激安四畳半一間の窓外は隣接する建物の壁がどーんと立ちはだかっていて日当たりが悪く、いつもジメジメとしている。開け閉めしたところで意味はないと、カーテンはずっと閉めっぱなしにしていた。そのカーテンに、染みができている。多分、カビだろう。今年は例年より雨が多く、ここのところ天気が芳しくなかった。こんなことなら定期的に換気しておけば良かったか。
染みは広範囲にわたって出来ており、まるで世界地図みたいだ。かなり不快だが、帰省の疲れで、その日はほっといて寝てしまった。
翌日。
僕は朝がめっぽう弱い。気がつくと家を出ないといけない時間の五分前だったりする。その日も、大学の講義にギリギリ間に合うか間に合わないかの時間まで寝てしまっていた。慌てて家を飛び出す。
奇跡的に間に合った。寝間着のジャージ姿のまま、身なりも整えずに家を出た甲斐があったというものだ。しかし、教室に入ってから寝癖が気になりだした。手櫛でどうにかしようとしながら、いつもの席につく。
「また寝坊したんか。あたまスゲーことになってんぞ」
隣に座っているツダちゃんが寝癖をいじる僕を見ながら言った。ジャージ姿で寝癖が爆発している僕と違って、バンドマンのツダちゃんはロックな服を着て、髪型もかっこよく爆発させていた。
「天然無造作ヘアってことでなんとかならない?」
「天然より人工の方が良いという稀有なやつな」
「それな」
ツダちゃんと僕は二人でクツクツと笑った。教授は産業革命についてウンタラカンタラと説明していた。
大学の講義を終えたあとは、一旦帰宅し、シャワーを軽く浴びて、こんどは多少身なりを整えてバイトに行った。
深夜。
バイトから帰宅し、電気を付けようとしたとき、部屋の異変に気がついた。僕は思わずツダちゃんに電話を入れた。
「……はあい」
「あ、ごめん。寝てた?」
「や、大丈夫。どした?」
「なんか、カーテン光ってんだけど」
「はあ?」
カーテンの染みになっていた部分がポツポツと光っていた。光は小粒で、ひとつひとつが独立しているらしく不規則に点滅している。光は徐々に増えており、真っ黒な染みの大陸に少しずつ広がっていた。
「なにそれ。ちょっと写メちょうだい」
「あー、まって」
僕は通話をスピーカーモードにして、スマホのカメラを起動した。

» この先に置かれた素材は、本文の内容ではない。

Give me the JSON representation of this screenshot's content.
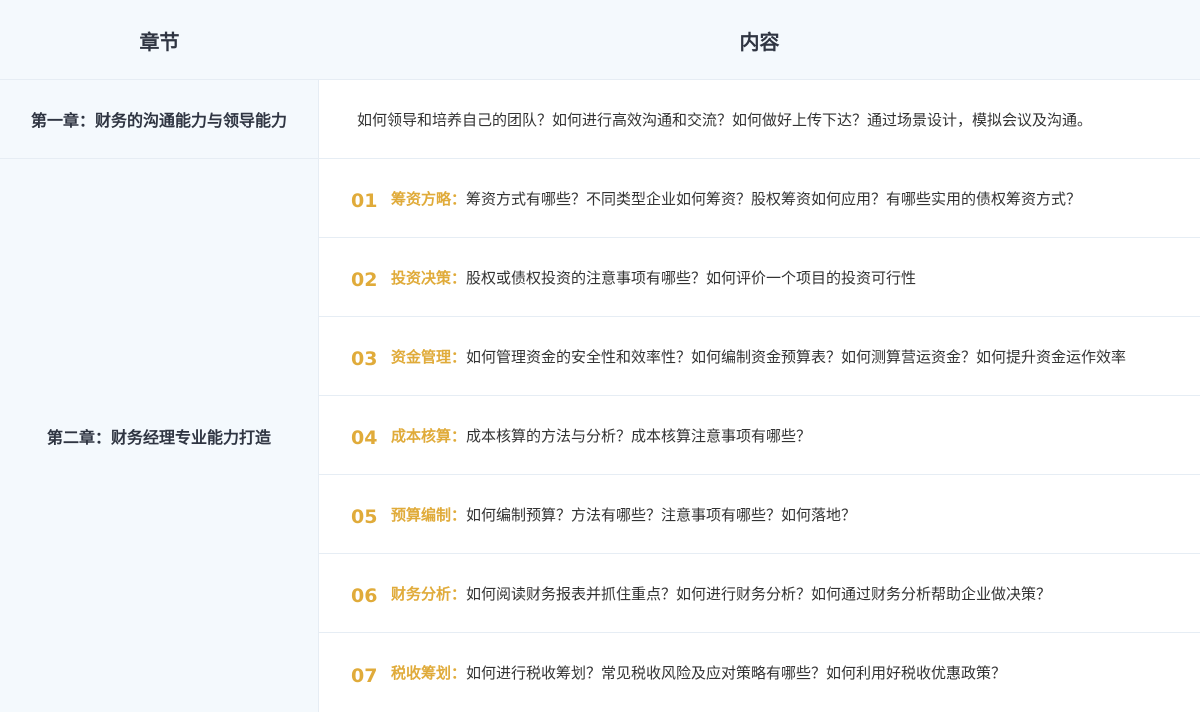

カーテンの光に向かってカメラをズームする。すると……
「あ、これキノコだ」
「なんだって?」
「光ってんのキノコだわ」
「おまえんち、カーテンにキノコ生えてんのかよ。やべえな」
「ん? これって……」
僕は机からルーペを取り出して、光るキノコの周りを見てみた。するとそのキノコの周りには列車のようなものが走っているではないか。いや、それだけではない。キノコの上空には羽虫のような飛行機が飛んでいて、カーテンの白地部分には船の形をしたキノコが泳いでいた。

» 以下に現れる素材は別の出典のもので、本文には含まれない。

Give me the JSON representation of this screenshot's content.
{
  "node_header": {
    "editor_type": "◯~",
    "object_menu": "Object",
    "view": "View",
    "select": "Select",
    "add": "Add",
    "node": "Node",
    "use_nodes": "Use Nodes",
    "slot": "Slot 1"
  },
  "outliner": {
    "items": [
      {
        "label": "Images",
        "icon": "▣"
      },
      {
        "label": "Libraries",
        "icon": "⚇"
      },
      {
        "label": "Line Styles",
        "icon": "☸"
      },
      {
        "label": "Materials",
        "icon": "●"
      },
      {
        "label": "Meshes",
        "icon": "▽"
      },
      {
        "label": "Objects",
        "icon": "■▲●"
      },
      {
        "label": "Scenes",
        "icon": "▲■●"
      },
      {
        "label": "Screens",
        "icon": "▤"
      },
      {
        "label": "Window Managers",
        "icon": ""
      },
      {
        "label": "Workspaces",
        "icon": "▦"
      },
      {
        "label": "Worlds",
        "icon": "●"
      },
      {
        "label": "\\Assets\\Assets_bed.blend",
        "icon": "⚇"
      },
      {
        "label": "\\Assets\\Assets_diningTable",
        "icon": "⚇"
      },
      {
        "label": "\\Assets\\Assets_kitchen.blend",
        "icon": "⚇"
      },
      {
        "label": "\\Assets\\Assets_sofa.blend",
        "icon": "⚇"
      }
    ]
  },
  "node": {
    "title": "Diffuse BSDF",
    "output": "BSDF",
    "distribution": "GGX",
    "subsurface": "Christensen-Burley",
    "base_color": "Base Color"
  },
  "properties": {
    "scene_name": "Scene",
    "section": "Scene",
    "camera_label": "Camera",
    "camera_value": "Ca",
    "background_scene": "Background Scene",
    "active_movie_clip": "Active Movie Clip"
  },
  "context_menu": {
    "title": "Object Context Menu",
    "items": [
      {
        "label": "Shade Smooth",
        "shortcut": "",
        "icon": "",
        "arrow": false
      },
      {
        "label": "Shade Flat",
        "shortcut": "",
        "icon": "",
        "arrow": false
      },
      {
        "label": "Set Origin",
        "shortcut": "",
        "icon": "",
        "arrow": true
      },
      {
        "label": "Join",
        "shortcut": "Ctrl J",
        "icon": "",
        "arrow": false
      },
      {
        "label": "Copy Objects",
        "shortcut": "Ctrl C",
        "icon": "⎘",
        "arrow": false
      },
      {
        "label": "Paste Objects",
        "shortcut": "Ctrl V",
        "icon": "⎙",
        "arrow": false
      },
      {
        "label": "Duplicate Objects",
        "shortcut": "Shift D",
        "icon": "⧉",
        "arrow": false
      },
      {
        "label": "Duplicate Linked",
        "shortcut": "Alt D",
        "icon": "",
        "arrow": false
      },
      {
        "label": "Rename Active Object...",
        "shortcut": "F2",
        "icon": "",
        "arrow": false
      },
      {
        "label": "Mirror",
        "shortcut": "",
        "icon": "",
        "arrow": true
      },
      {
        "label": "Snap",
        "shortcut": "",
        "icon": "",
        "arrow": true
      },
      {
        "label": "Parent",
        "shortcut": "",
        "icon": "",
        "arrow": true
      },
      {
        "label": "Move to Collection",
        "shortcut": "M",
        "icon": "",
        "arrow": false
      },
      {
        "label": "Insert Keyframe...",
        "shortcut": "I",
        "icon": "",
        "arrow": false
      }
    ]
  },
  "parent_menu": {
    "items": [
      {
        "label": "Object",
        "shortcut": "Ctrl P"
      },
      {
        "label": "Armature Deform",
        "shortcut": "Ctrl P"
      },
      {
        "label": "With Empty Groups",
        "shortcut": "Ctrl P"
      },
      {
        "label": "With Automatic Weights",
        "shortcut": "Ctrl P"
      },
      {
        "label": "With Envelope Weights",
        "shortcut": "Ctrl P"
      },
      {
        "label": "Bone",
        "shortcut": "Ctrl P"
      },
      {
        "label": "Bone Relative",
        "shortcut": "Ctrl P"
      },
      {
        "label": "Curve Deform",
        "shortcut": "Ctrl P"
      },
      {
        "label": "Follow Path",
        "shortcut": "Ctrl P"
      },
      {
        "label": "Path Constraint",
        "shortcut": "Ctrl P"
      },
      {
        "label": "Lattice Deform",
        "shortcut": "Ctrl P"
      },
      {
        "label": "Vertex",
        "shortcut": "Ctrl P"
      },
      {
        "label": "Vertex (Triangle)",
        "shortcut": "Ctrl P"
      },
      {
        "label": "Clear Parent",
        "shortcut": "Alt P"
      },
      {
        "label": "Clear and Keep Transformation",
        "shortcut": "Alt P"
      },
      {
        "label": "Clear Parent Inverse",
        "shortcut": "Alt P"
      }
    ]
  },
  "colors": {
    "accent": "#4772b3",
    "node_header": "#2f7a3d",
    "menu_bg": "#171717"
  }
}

「どうしよう。カーテンに産業革命が起こってんだけど」
「え……なに? 酔ってんの?」
「いや、まじで」
僕はルーペ越しにカーテン世界の様子を動画で撮影し、ツダちゃんに送った。
「まじだ……」
「でしょ。やば。これすごくない?」
「つうか、こいつら戦争してね?」
「えっ」
ほんとだ。染みの大陸や島々のそこかしこで煙があがっている。羽虫みたいな飛行機が編成を組みドッグファイトをしている。白地の海(?)の上ではキノコの船が海戦を繰り広げていた。戦争は激化し、いくつかのキノコから大陸間弾道胞子が発射され、他の大陸にいるキノコの上に大きなキノコ雲ができて、戦争は終結した。僕はキノコがゲシュタルト崩壊した。
「終わったみたい」
「それはよかった……のか?」
「たぶん?」
戦争の終結でキノコ世界は急速な技術革新が起きたのか、物凄い速度で復興し、発展していった。
「なんか、すごい成長している気がする」
「だろうな。戦争が終わったってことは、次は宇宙進出だろうから」
僕は慌ててカーテンを引き剥がすと、くしゃくしゃに丸めてゴミ袋に突っ込んだ。